It’s an everyday staple, but whether office-bound or worn for the weekend there exists one universal issue; keeping them clean
There’s nothing as quintessentially Scandinavian as a pair of white sneakers so we all know the challenges of keeping them up to par. Scuff marks, spotty soles, and discolouring; your classic lace-ups have most likely seen brighter, whiter days. Although tattered and threadbare, your shoes aren't necessarily ruined for good. We spoke with Karl Faurholt, founder of KarlsKicks, to get the scoop on how to keep your white sneakers looking brand new.
The Danish sneaker-head has spent the last seven years cleaning and reviving shoes (he estimates around 10,000 pairs) professionally. He explains that, "the restoring process has always appealed more to me than collecting or wearing them,” continuing to explain that there are some easy tips and tricks to keeping your trainers clean at home.
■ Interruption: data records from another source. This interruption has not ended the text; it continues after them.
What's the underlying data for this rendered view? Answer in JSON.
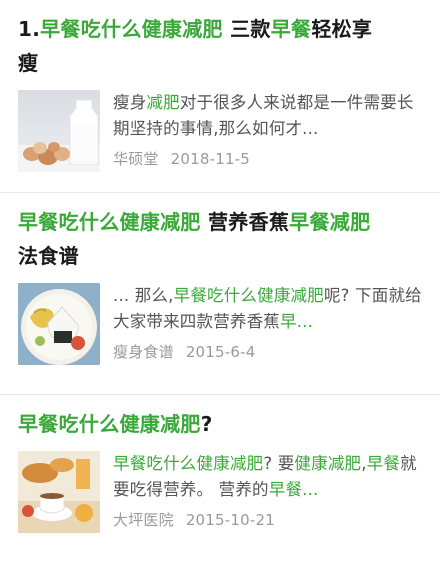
{
  "results": [
    {
      "title": [
        "1.",
        {
          "hl": "早餐吃什么健康减肥"
        },
        " 三款",
        {
          "hl": "早餐"
        },
        "轻松享",
        "\n",
        "瘦"
      ],
      "snippet": [
        "瘦身",
        {
          "hl": "减肥"
        },
        "对于很多人来说都是一件需要长期坚持的事情,那么如何才..."
      ],
      "source": "华硕堂",
      "date": "2018-11-5",
      "thumbnail_icon": "eggs-and-milk-photo"
    },
    {
      "title": [
        {
          "hl": "早餐吃什么健康减肥"
        },
        " 营养香蕉",
        {
          "hl": "早餐减肥"
        },
        "\n",
        "法食谱"
      ],
      "snippet": [
        "... 那么,",
        {
          "hl": "早餐吃什么健康减肥"
        },
        "呢? 下面就给大家带来四款营养香蕉",
        {
          "hl": "早..."
        }
      ],
      "source": "瘦身食谱",
      "date": "2015-6-4",
      "thumbnail_icon": "rice-ball-plate-photo"
    },
    {
      "title": [
        {
          "hl": "早餐吃什么健康减肥"
        },
        "?"
      ],
      "snippet": [
        {
          "hl": "早餐吃什么健康减肥"
        },
        "? 要",
        {
          "hl": "健康减肥"
        },
        ",",
        {
          "hl": "早餐"
        },
        "就要吃得营养。 营养的",
        {
          "hl": "早餐..."
        }
      ],
      "source": "大坪医院",
      "date": "2015-10-21",
      "thumbnail_icon": "breakfast-table-photo"
    }
  ],
  "colors": {
    "highlight": "#3aa93a",
    "title_text": "#1a1a1a",
    "snippet_text": "#555555",
    "meta_text": "#9a9a9a",
    "divider": "#e6e6e6"
  }
}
Protect your new shoes right out of the box
When you first slip on a brand new pair of sneakers, you should be reaching for a protective spray before you do anything else. Coating your sneakers with a protector that repels liquids, dirt, and stains – whether in the form of a spray or mousse – is essential when you want to keep your sneakers looking brand new. According to Karl, another factor to consider is when and where you wear your sneakers. He points out that if the weather is terrible and you’re only running to the shop for groceries, there’s no point putting on a pair of brand new sneakers. Get a pair of cheap beaters for the rainy days instead.
Store your sneakers properly for crease-free kicks
According to Karl, there is one cardinal rule when storing your sneakers: "Use shoe trees." The nifty tool specifically made to help shoes keep their shape is one that most of us would never consider purchasing, but Karl urges us to reconsider, saying that, "they have been around for hundreds of years for a good reason. A lot of people think they are only good for business styles, like loafers, but they are phenomenal for sneakers too." He promises that this handy addition to your shoe cupboard will keep creases away for good.
Invest in the right tools to eliminate elbow-grease
A few trusted tools are all you need when curating your shoe-cleaning kit. Investing in a good sneaker cleaner is an excellent place to start, with the addition of acetone to keep rubber soles spot-free. All acetone, however, is not made equal. Karl advises that you avoid nail polish remover as the oil meant to keep your cuticles soft can damage your shoes. Other necessities include a brush to scrub away any dirt, a clean towel, and some new laces (guaranteed to give your white sneakers an instant facelift). "Most importantly, keep all your sneaker cleaning accessories sanitized," he says, explaining that white shoes tend to pick up other colors easily, and using dirty tools is a sure-fire way of ruining your sneakers.
Brush, don’t scrub - and don’t do it too often
One common misconception is that the harder you brush, the cleaner the sneaker. According to Karl, "using lots of warm water and patience will get you far.” He explains that when cleaning canvas shoes, brushing too hard may loosen the fabric and give your sneakers that undesired, worn-out look. The one exception to this rule is leather. ”When cleaning leather shoes, you don’t have to be so gentle. The material can take a beating," he says, explaining that you get the best results using strong bristled brushes when cleaning leather kicks. When asked how often you should clean your shoes, Karl says that the best approach is to clean them when you think they need it. ”Don't overdo it. Cleaning your shoes too often could result in damage to the material and stitching.”